POV-Ray : Newsgroups : povray.general : rendering partially wet material : Re: rendering partially wet material Server Time
29 Jul 2024 12:15:12 EDT (-0400)
  Re: rendering partially wet material  
From: Alain
Date: 8 Aug 2011 13:39:00
Message: <4e401f34$1@news.povray.org>

> Christian Froeschlin<chr### [at] chrfrde>  wrote:
>> kiwon wrote:
>>
>>> This paper says that they used POV-Ray for rendering, but not so much in detail.
>>> How can I use POV-Ray to render these kinds of materials?
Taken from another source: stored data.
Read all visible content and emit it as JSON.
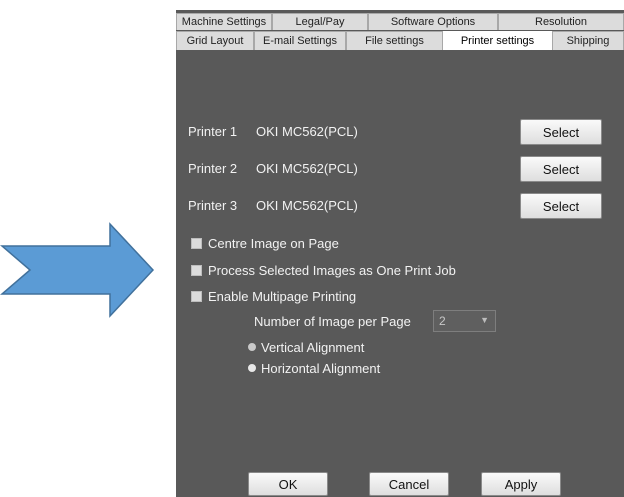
{
  "tabs_row1": [
    {
      "label": "Machine Settings",
      "active": false
    },
    {
      "label": "Legal/Pay",
      "active": false
    },
    {
      "label": "Software Options",
      "active": false
    },
    {
      "label": "Resolution",
      "active": false
    }
  ],
  "tabs_row2": [
    {
      "label": "Grid Layout",
      "active": false
    },
    {
      "label": "E-mail Settings",
      "active": false
    },
    {
      "label": "File settings",
      "active": false
    },
    {
      "label": "Printer settings",
      "active": true
    },
    {
      "label": "Shipping",
      "active": false
    }
  ],
  "printers": [
    {
      "label": "Printer 1",
      "name": "OKI MC562(PCL)",
      "button": "Select"
    },
    {
      "label": "Printer 2",
      "name": "OKI MC562(PCL)",
      "button": "Select"
    },
    {
      "label": "Printer 3",
      "name": "OKI MC562(PCL)",
      "button": "Select"
    }
  ],
  "options": {
    "centre_image": "Centre Image on Page",
    "one_print_job": "Process Selected Images as One Print Job",
    "multipage": "Enable Multipage Printing"
  },
  "multipage": {
    "count_label": "Number of Image per Page",
    "count_value": "2",
    "vertical": "Vertical  Alignment",
    "horizontal": "Horizontal Alignment"
  },
  "footer": {
    "ok": "OK",
    "cancel": "Cancel",
    "apply": "Apply"
  },
  "colors": {
    "panel": "#595959",
    "arrow_fill": "#5b9bd5",
    "arrow_stroke": "#41719c"
  }
}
Would you please give
>>> me some idea or tip? :)
>>
>> The paper seems to be mostly about simulating the behavior of the
>> fluid, so I think they get some complex water geometry out which they
>> can then render as water in addition to the object (also the object
>> mesh is probably deformed by their algorithm as it soaks).
>
> The simulation is not matter for me, because it's my major research area. I'm
> quite familiar to computational fluid dynamics and fluid simulation in computer
> graphics field.
>
>> It may be quite difficult to get decent results. Some things you
>> can do is make those parts of the object that are wet darker and
>> with more reflection, and add some water geometry such as droplets
>> with trace function.
>
> I'm wondering how I can make POV-Ray to recognize such partially darker and more
> reflective regions. Using texture? (manually generated one using saturation or
> density data coming from the simulation result) media? or other way?
>
> --
> Kiwon Um
>
>

You can use layered textures.

You start with your base texture.
You place another, mostly transparent, texture over it. Dry areas are 
totaly transparent, with a non-reflective finish. If you have specular 
or phong highlights, make those broad and low intensity.
Wet areas use a filtering pigment and a finish having some variable 
reflection: reflection{0.1, 1 fresnel}. Add conserve_energy to the 
finish. This part should have moderate to strong specular or phong 
highlights that are relatively tight.
Add interior{ior 1.33} to your object as it's wet with water. You need 
an ior for the fresnel computation.

If it's suposed to be "wet" from some other kind of liquid, use the ior 
for that liquid. The minimum reflection could also be adjusted as needed.